Она говорит так, потому что пыталась сама и потерпела поражение, но Ким очень постарается.


— Я знаю того, кто смог, — Ким улыбается.


— Он исключение, а не правило, — хмурится женщина.


— А я сделаю традицией, — нагло заявляет он.


— Не беспокойся, Ким. Мы сделаем всё возможное, чтобы наши дела вас двоих больше не коснулись, — обещает Кинн.


— Спасибо, — сдержанно благодарит Ким.


С них двоих этого дерьма достаточно. Больше ни одна вещь в этом мире не нарушит их покой. Ким не позволит.

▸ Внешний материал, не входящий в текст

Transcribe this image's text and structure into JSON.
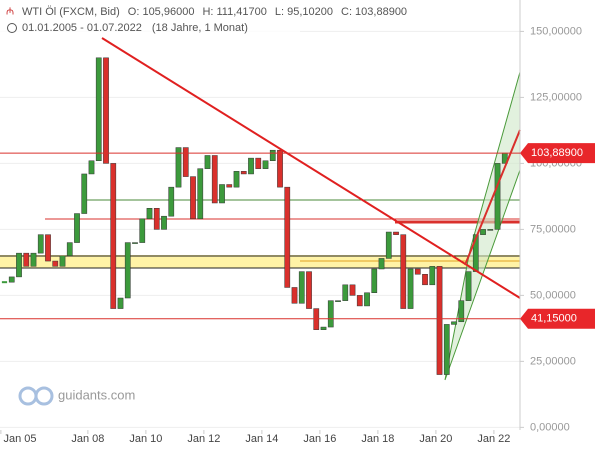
{
  "chart_data": {
    "type": "candlestick",
    "title": "WTI Öl (FXCM, Bid)",
    "ohlc_labels": [
      "O: 105,96000",
      "H: 111,41700",
      "L: 95,10200",
      "C: 103,88900"
    ],
    "period": "01.01.2005 - 01.07.2022",
    "duration": "(18 Jahre, 1 Monat)",
    "watermark": "guidants.com",
    "x": [
      2005.125,
      2005.375,
      2005.625,
      2005.875,
      2006.125,
      2006.375,
      2006.625,
      2006.875,
      2007.125,
      2007.375,
      2007.625,
      2007.875,
      2008.125,
      2008.375,
      2008.625,
      2008.875,
      2009.125,
      2009.375,
      2009.625,
      2009.875,
      2010.125,
      2010.375,
      2010.625,
      2010.875,
      2011.125,
      2011.375,
      2011.625,
      2011.875,
      2012.125,
      2012.375,
      2012.625,
      2012.875,
      2013.125,
      2013.375,
      2013.625,
      2013.875,
      2014.125,
      2014.375,
      2014.625,
      2014.875,
      2015.125,
      2015.375,
      2015.625,
      2015.875,
      2016.125,
      2016.375,
      2016.625,
      2016.875,
      2017.125,
      2017.375,
      2017.625,
      2017.875,
      2018.125,
      2018.375,
      2018.625,
      2018.875,
      2019.125,
      2019.375,
      2019.625,
      2019.875,
      2020.125,
      2020.375,
      2020.625,
      2020.875,
      2021.125,
      2021.375,
      2021.625,
      2021.875,
      2022.125,
      2022.375
    ],
    "values": [
      55,
      57,
      66,
      61,
      66,
      73,
      63,
      61,
      65,
      70,
      81,
      96,
      101,
      140,
      100,
      45,
      49,
      70,
      70,
      79,
      83,
      75,
      80,
      91,
      106,
      95,
      79,
      98,
      103,
      85,
      92,
      91,
      97,
      96,
      102,
      98,
      101,
      105,
      91,
      53,
      47,
      59,
      45,
      37,
      38,
      48,
      48,
      54,
      50,
      46,
      51,
      60,
      64,
      74,
      73,
      45,
      60,
      58,
      54,
      61,
      20,
      39,
      40,
      48,
      59,
      73,
      75,
      75,
      100,
      103.889
    ],
    "up_color": "#3c9a3c",
    "down_color": "#d9302c",
    "xlim": [
      2004.97,
      2022.9
    ],
    "xticks": [
      {
        "value": 2005,
        "label": "Jan 05"
      },
      {
        "value": 2008,
        "label": "Jan 08"
      },
      {
        "value": 2010,
        "label": "Jan 10"
      },
      {
        "value": 2012,
        "label": "Jan 12"
      },
      {
        "value": 2014,
        "label": "Jan 14"
      },
      {
        "value": 2016,
        "label": "Jan 16"
      },
      {
        "value": 2018,
        "label": "Jan 18"
      },
      {
        "value": 2020,
        "label": "Jan 20"
      },
      {
        "value": 2022,
        "label": "Jan 22"
      }
    ],
    "ylim": [
      -1,
      161.9
    ],
    "yticks": [
      {
        "value": 0,
        "label": "0,00000"
      },
      {
        "value": 25,
        "label": "25,00000"
      },
      {
        "value": 50,
        "label": "50,00000"
      },
      {
        "value": 75,
        "label": "75,00000"
      },
      {
        "value": 100,
        "label": "100,00000"
      },
      {
        "value": 125,
        "label": "125,00000"
      },
      {
        "value": 150,
        "label": "150,00000"
      }
    ],
    "grid": true,
    "price_labels": [
      {
        "value": 103.889,
        "label": "103,88900"
      },
      {
        "value": 41.15,
        "label": "41,15000"
      }
    ]
  }
}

Чуть позже стены этого дома они покинут уже другими людьми. С чистой совестью. Свободные. Наконец-то счастливые.




Дождаться Порче из душа дорогого стоит. Ким едва на стену не лезет, пока кончаются выделенные им же десять минут. Че высовывается ровно в положенное время и ни секундой дольше. В губы сразу впиваются настойчивым поцелуем.


Ким толкает его к стене, с наслаждением собирая ладонями капли с ещё влажного тела. Член слишком приятно накрывает рука, надрачивая. Прошибает на дрожь, он не сдерживает стона, а Че довольно лыбится. Ким не останавливается и мнёт аппетитную задницу, выводя на те же эмоции.


— Ахуеть, как я по тебе соскучился, — влажным шёпотом бормочет он.


— М-м-м, Пи'… — Че млеет от жарких касаний. — И я… Очень.


Пальцы пробираются между ягодиц, дразнят чувствительный вход. Гладко, влажно, горячо. Че извивается, покрываясь мурашками, и впивается ногтями ему в плечи, закусывая губу. Ким дразнит, проникая на одну фалангу, но больше не давая.


— Такой чувствительный, — игриво подмечает, облизывая шею.


— Ты меня почти две недели не драл, — обиженно поясняет Че.


— Не переживай, — поцелуй в щёку, — сегодня до счёта собьёшься, сколько раз кончишь.


Порче довольно лыбится от предвкушения. И умелых пальцев, мучительно сладко ласкающих вход.


— Ким, ты можешь?.. — Че резко смолкает, не договорив.


— Всё что угодно, малыш. Заказывай, — подтверждает Ким, не отлипая от шеи.


— Мне в прошлый раз понравилось, — смущённо сознаётся. — Сделаешь так ещё?


— Сделать как? — дразнится, прекрасно понимая, о чём речь.


— М-м, ну Пи'! — психует Че. — Ты же понял.


— Не-а, — ехидно, — скажи вслух, и я сделаю.


Че хмурится, сопит, но пересиливает свой стыд и выдыхает:


— Оближи…


— Твою милую дырочку? Мне её облизать? — Ким улыбается как сытый кот, наслаждаясь его смущением.


— Сделай уже со мной хоть что-нибудь!


Ким прижимает Че щекой к стене, напоследок касается губами уха и, оставляя цепочку поцелуев по позвоночнику, спускается ниже. Опустившись сзади на колени, он облизывает ягодицы. Когда язык скользит между ними, Порче крупно вздрагивает, пошатываясь.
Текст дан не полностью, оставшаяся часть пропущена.